Dr. Rodriguez Santos was born in Santiago, Cuba, on Sept. 28, 1915, and moved to Havana at a young age. He earned a degree at the University of La Salle in Havana and a doctorate in philosophy and literature from the University of Havana. He also worked in television and radio in Cuba.
His books of poetry include "Luz Cautiva" ("Captive Light," 1936), "La Belleza Que el Cielo No Amortaja" ("The Beauty the Sky Will Not Shroud," 1950), "El Diapason del Ventisquero" ("Echoes of a Whirlwind," 1976), "Los Naipes Conjurados" ("The Conjured Cards, 1979) and "Las Operas del Sueno" ("Dream Operas, 1989).
He also wrote a nonfiction account of the Cuban revolution, "The Moncada Epic: Poetry of History," in 1963.

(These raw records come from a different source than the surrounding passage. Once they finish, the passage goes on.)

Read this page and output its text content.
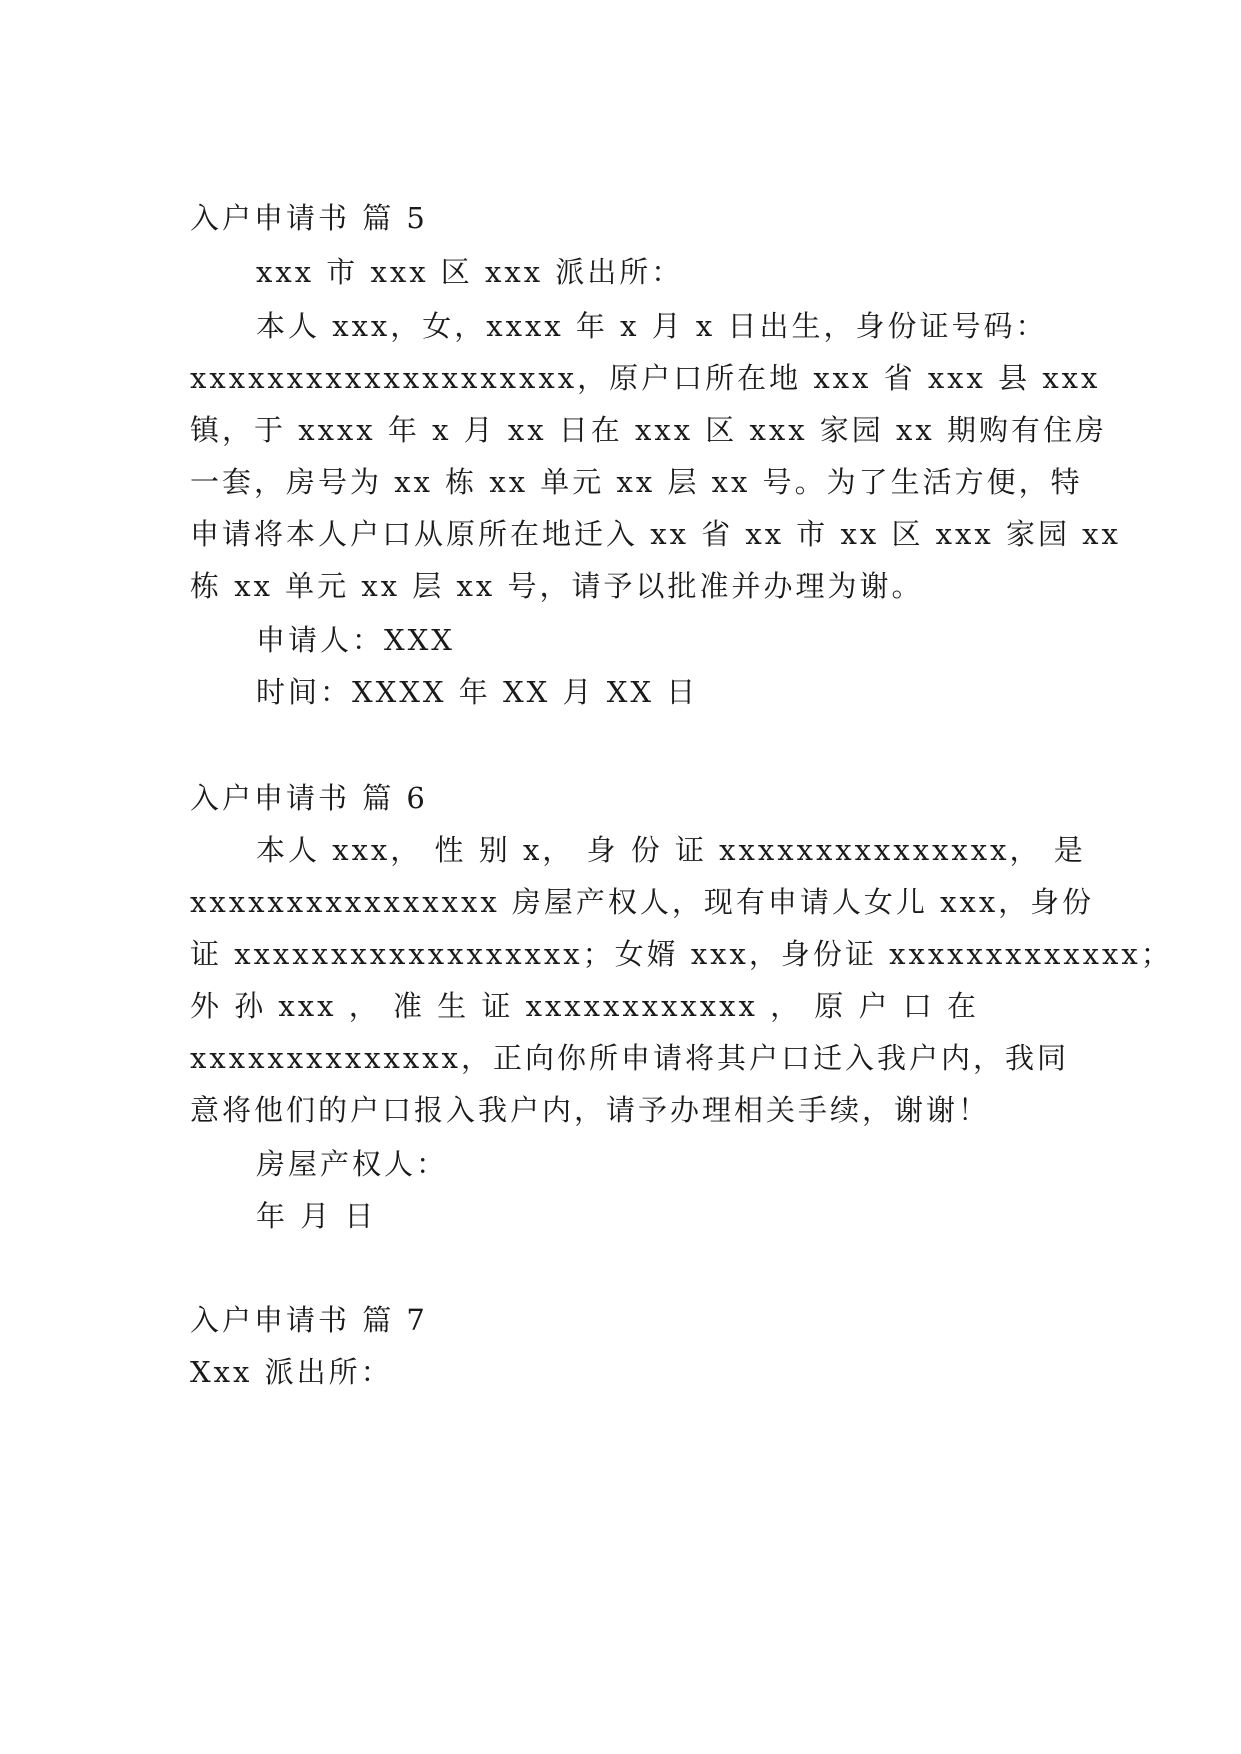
入户申请书 篇 5
xxx 市 xxx 区 xxx 派出所：
本人 xxx，女，xxxx 年 x 月 x 日出生，身份证号码：
xxxxxxxxxxxxxxxxxxxx，原户口所在地 xxx 省 xxx 县 xxx
镇，于 xxxx 年 x 月 xx 日在 xxx 区 xxx 家园 xx 期购有住房
一套，房号为 xx 栋 xx 单元 xx 层 xx 号。为了生活方便，特
申请将本人户口从原所在地迁入 xx 省 xx 市 xx 区 xxx 家园 xx
栋 xx 单元 xx 层 xx 号，请予以批准并办理为谢。
申请人：XXX
时间：XXXX 年 XX 月 XX 日
入户申请书 篇 6
本人 xxx， 性 别 x， 身 份 证 xxxxxxxxxxxxxxx， 是
xxxxxxxxxxxxxxxx 房屋产权人，现有申请人女儿 xxx，身份
证 xxxxxxxxxxxxxxxxxx；女婿 xxx，身份证 xxxxxxxxxxxxx；
外 孙 xxx ， 准 生 证 xxxxxxxxxxxx ， 原 户 口 在
xxxxxxxxxxxxxx，正向你所申请将其户口迁入我户内，我同
意将他们的户口报入我户内，请予办理相关手续，谢谢！
房屋产权人：
年 月 日
入户申请书 篇 7
Xxx 派出所：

"It was translated into several languages, and it was a favorite of Mao's," said Dr. Rodriguez Santos's daughter, Mari Rodriguez Ichaso of Manhattan.
After the Cuban revolution in 1959, Dr. Rodriguez Santos wanted to stay in Cuba, although his wife and children left in 1963. In 1967, though, after a disheartening trip to China, he asked permission to emigrate.
"He was very in favor of democracy and felt betrayed by what he felt were the excesses of the revolution," Ms. Rodriguez Ichaso said.
Instead of receiving permission to leave, he was sent to work on a tobacco farm, his books were withdrawn from library shelves and he was banned from the Cuban Writers Union.
"They converted him into a nonentity, a nonperson," Ms. Rodriguez Ichaso said.
A year later and ailing, Dr. Rodriguez Santos was permitted to leave Cuba and settled in New York. In 1972 he was hired as director of advertising for Goya Foods in Secaucus, N.J. He retired from Goya in 1991.
Besides his daughter, he is survived by his wife, Antonia Ichaso Rodriguez, and a son, Leon Ichaso, both of New York.